OPEC: Oil output will not increase

    (Agencies)
    Updated: 2008-02-02 08:04

    VIENNA, Austria - Shrugging off calls to pump more oil, OPEC ministers said Friday that output levels will not be increased out of fear that a softening global economy will translate into weakened demand.

    Any decision by the Organization of Petroleum Exporting Countries to produce more would have acted as a shot in the arm for countries struggling with weak growth, the fallout from the US subprime crisis and negative economic factors.


    President of the OPEC conference and Minister of Energy and Mines Chakib Khelil from Algeria speaks at a news conference after a meeting of ministers of the Organization of Petroleum Exporting Countries, OPEC, at their headquarters in Vienna, on Friday, Feb. 1, 2008. OPEC oil ministers decided to keep output at present levels because of fears that soft world economies will translate into weakened demand. [Agencies] 

    "In view of the current situation, coupled with the projected economic slowdown, the conference decided that current production is sufficient to meet ... demand for the first quarter of the year," an OPEC statement read.

    Friday's special meeting was set in December as prices approached $100 per barrel. The 13-nation group considered increasing output to calm volatile markets.

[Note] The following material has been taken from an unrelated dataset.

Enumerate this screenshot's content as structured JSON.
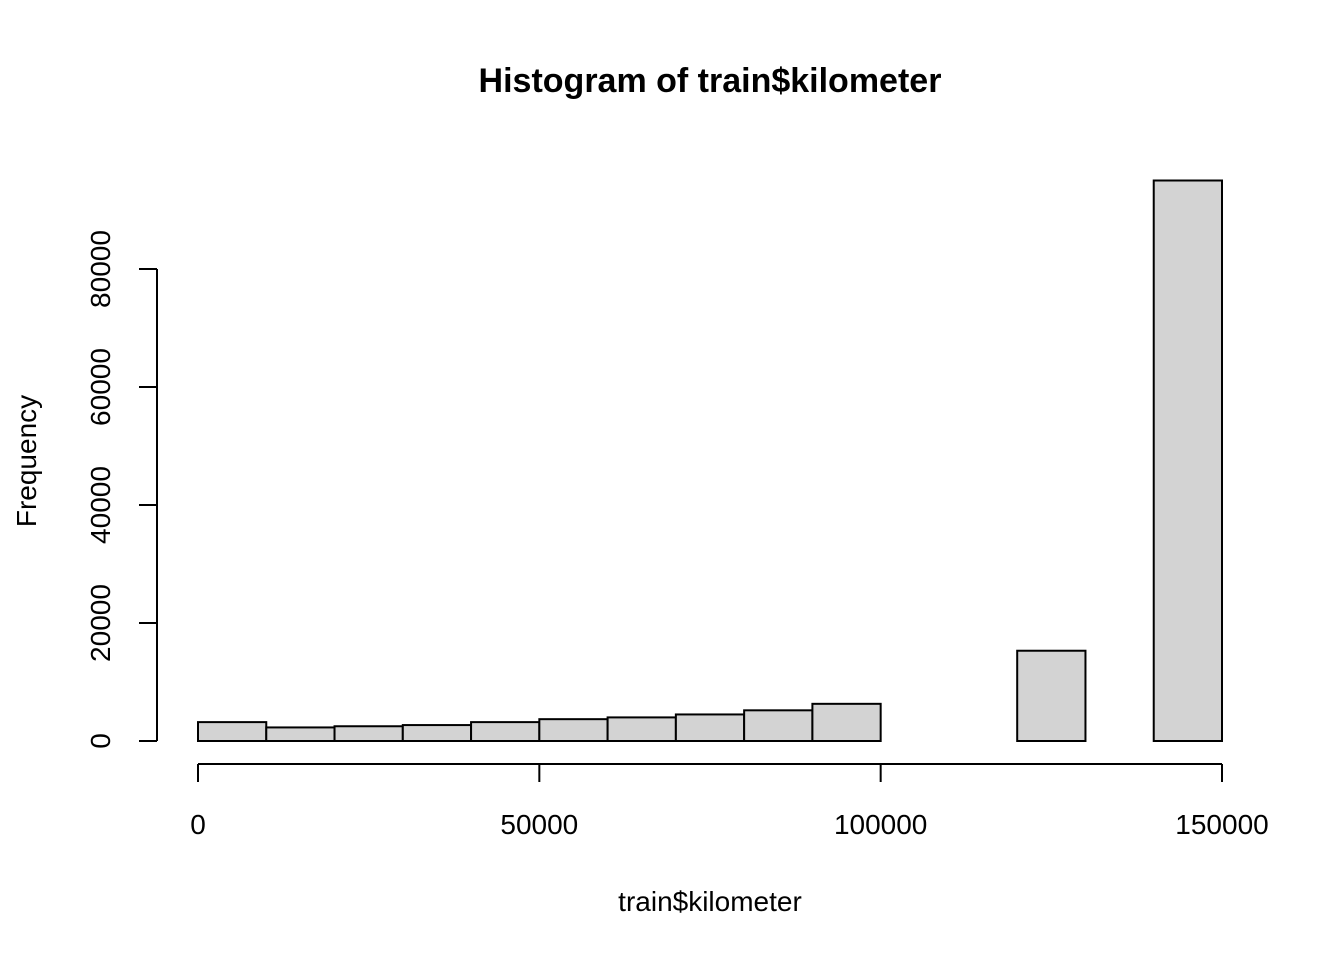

    With oil prices high but steady, the focus has shifted to the sputtering US economy with its implications for lessened demand. That and a continued weak dollar, which hurts the purchasing power of OPEC members, has swung sentiment behind maintaining the current output.

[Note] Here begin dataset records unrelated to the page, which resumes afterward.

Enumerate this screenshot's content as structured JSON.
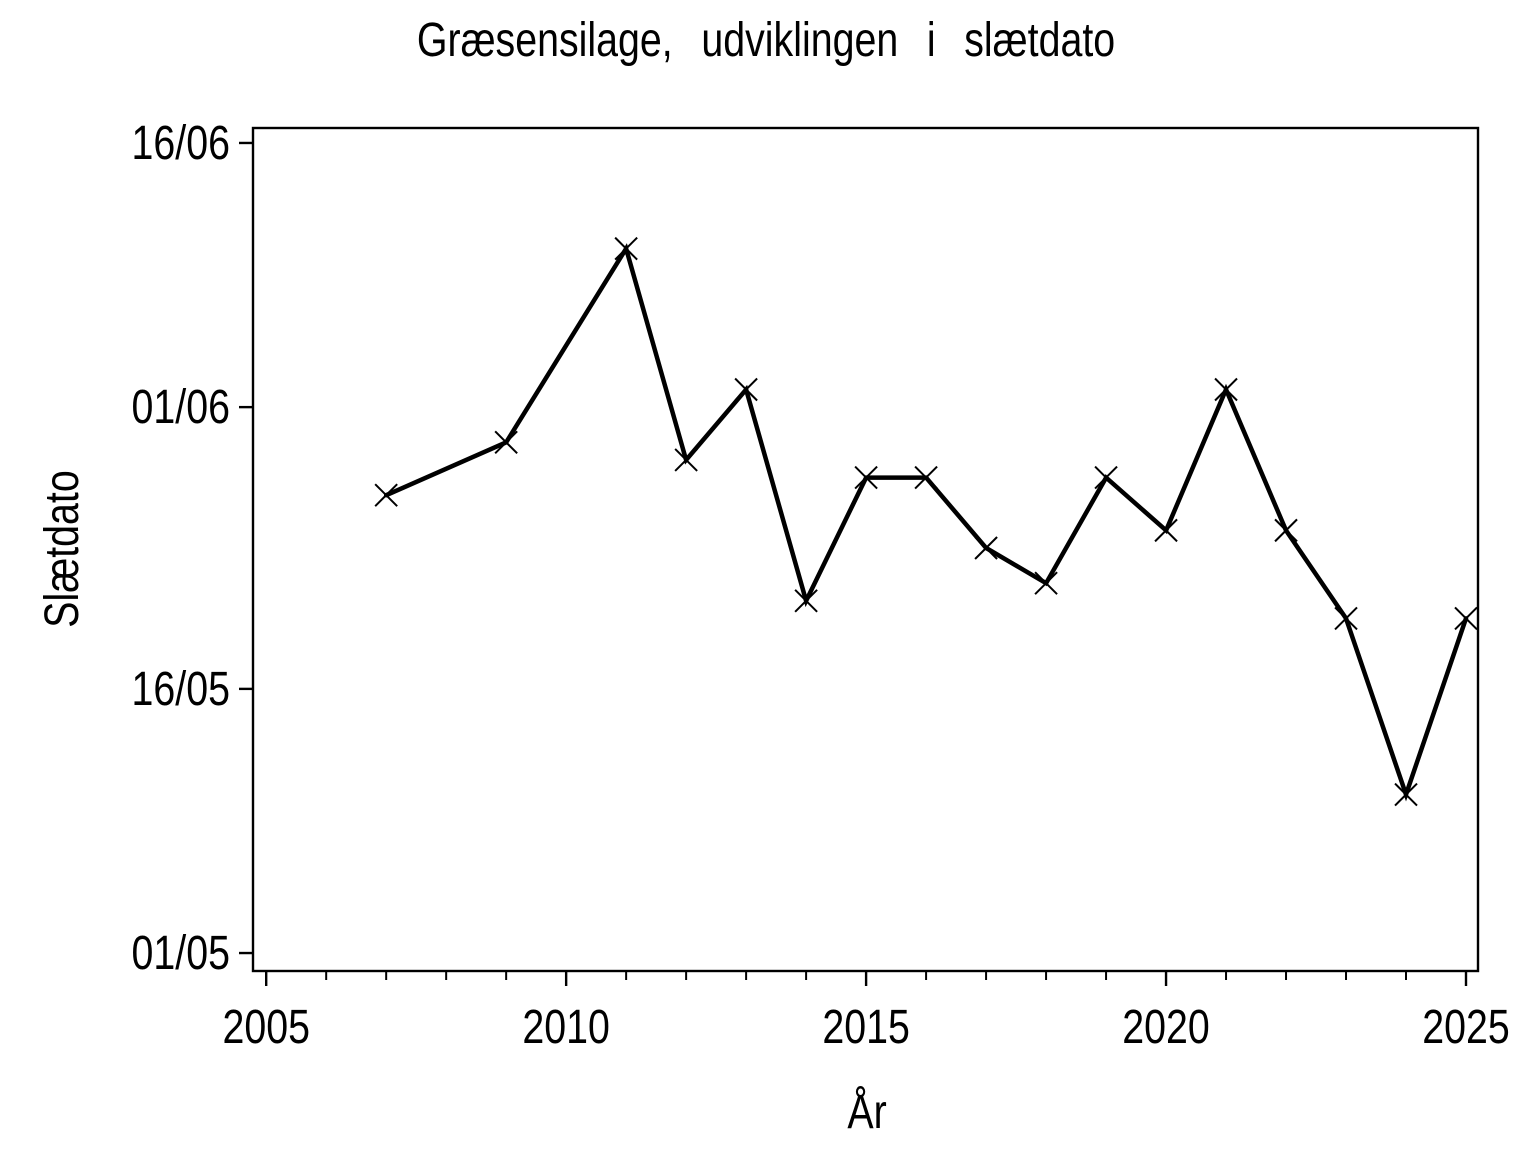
{
  "chart_data": {
    "type": "line",
    "title": "Græsensilage, udviklingen i slætdato",
    "xlabel": "År",
    "ylabel": "Slætdato",
    "legend": "none",
    "grid": false,
    "colors": {
      "foreground": "#000000",
      "background": "#ffffff"
    },
    "x_axis": {
      "lim": [
        2004.78,
        2025.2
      ],
      "major_ticks": [
        2005,
        2010,
        2015,
        2020,
        2025
      ],
      "major_tick_labels": [
        "2005",
        "2010",
        "2015",
        "2020",
        "2025"
      ],
      "minor_tick_years_start": 2005,
      "minor_tick_years_end": 2025,
      "minor_tick_step": 1
    },
    "y_axis": {
      "unit": "days after 01/05",
      "lim": [
        -1.02,
        46.85
      ],
      "ticks": [
        {
          "day": 0,
          "label": "01/05"
        },
        {
          "day": 15,
          "label": "16/05"
        },
        {
          "day": 31,
          "label": "01/06"
        },
        {
          "day": 46,
          "label": "16/06"
        }
      ]
    },
    "series": [
      {
        "name": "Slætdato",
        "marker": "x",
        "color": "#000000",
        "points": [
          {
            "year": 2007,
            "date": "27/05",
            "day": 26
          },
          {
            "year": 2009,
            "date": "30/05",
            "day": 29
          },
          {
            "year": 2011,
            "date": "10/06",
            "day": 40
          },
          {
            "year": 2012,
            "date": "29/05",
            "day": 28
          },
          {
            "year": 2013,
            "date": "02/06",
            "day": 32
          },
          {
            "year": 2014,
            "date": "21/05",
            "day": 20
          },
          {
            "year": 2015,
            "date": "28/05",
            "day": 27
          },
          {
            "year": 2016,
            "date": "28/05",
            "day": 27
          },
          {
            "year": 2017,
            "date": "24/05",
            "day": 23
          },
          {
            "year": 2018,
            "date": "22/05",
            "day": 21
          },
          {
            "year": 2019,
            "date": "28/05",
            "day": 27
          },
          {
            "year": 2020,
            "date": "25/05",
            "day": 24
          },
          {
            "year": 2021,
            "date": "02/06",
            "day": 32
          },
          {
            "year": 2022,
            "date": "25/05",
            "day": 24
          },
          {
            "year": 2023,
            "date": "20/05",
            "day": 19
          },
          {
            "year": 2024,
            "date": "10/05",
            "day": 9
          },
          {
            "year": 2025,
            "date": "20/05",
            "day": 19
          }
        ]
      }
    ]
  }
}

    OPEC nations argue that market speculation and geopolitical factors have become the key drivers of oil prices. They assert that increasing production beyond the present level of nearly 30 million barrels a day for the 12 members under quotas would be counterproductive because there is enough crude to meet world needs.

    "The world should not be concerned about the lack of oil," OPEC President Chakib Khelil told reporters after the meeting. "We are more concerned about the economic crisis and ... its ramifications and impact in the world economy."

    The White House responded quickly.

    "I think everyone is fully aware that having a reliable and steady and predictable supply of oil is a benefit to the global economy," said White House spokesman Tony Fratto.

    "We hope that they understand that their decisions on oil production have a real impact on the economy," he said.

    When asked later if OPEC has been dismissive of US lobbying for more production, Fratto said, "I think they do listen to us, and I think they do listen to the market also."

    That argument gained some credence following the latest weekly inventory report from the US Energy Department's Energy Information Administration. It said Wednesday that crude and gasoline stocks rose 3.6 million barrels each during the week ended Jan. 25.

    But analyst John Hall of John Hall Associates in London said the organization needed to look past its own immediate concerns of maintaining high oil prices.

    "If OPEC is concerned about the chances of recession it needs to take whatever action it can take to bring the price down," he said. "All OPEC seems to be saying is, 'if there is a recession, demand will fall way down, and we will need to produce less."'

    Oil prices fell, despite the potentially bullish implications of keeping production steady, amid worries of a possible US recession.

    Light, sweet crude for March delivery lost 23 cents to $91.52 a barrel in electronic trading on the New York Mercantile Exchange by the afternoon in Europe.

    Economic concerns were renewed Thursday after the US Commerce Department reported consumer spending rose in December by 0.2 percent, the weakest performance since June.

    Claims for unemployment benefits in the United States jumped by 69,000 last week, the Labor Department said, more than three times what economists expected.

    Though current prices appear to have factored in by most economies, a natural catastrophe, or a spike in Middle East tensions could again drive prices above $100 a barrel, as they did early this year.

    That, in turn, could ultimately achieve the aim of the United States and other major consumers and drive down the cost of oil -- but only because their failing economies would not be able to afford as much crude.

    Qatar's Abdullah bin Hamad al-Attiyah addressed that possibility before the start of Friday's meeting. Looking ahead to the next OPEC ministerial gathering on March 5, he said "all the possibilities are there" -- shorthand for a possible cut in production, if the US economy weakens enough to strip demand.

    Analyst Stephen Shork, whose Shork Report looks at energy markets, said that scenario -- a cutback in output in March -- had been strengthened by Friday's decision.

    "I believe the producer thinks that the US economy is in recession and they are anticipating a further cutback in demand," he said.

    Including Iraq, which is not under quotas, total OPEC output is estimated at about 31.5 million barrels a day -- about 40 percent of daily world demand, which is believed to be around 85.5 million barrels. The formal OPEC 12 output ceiling is around 30 million barrels a day.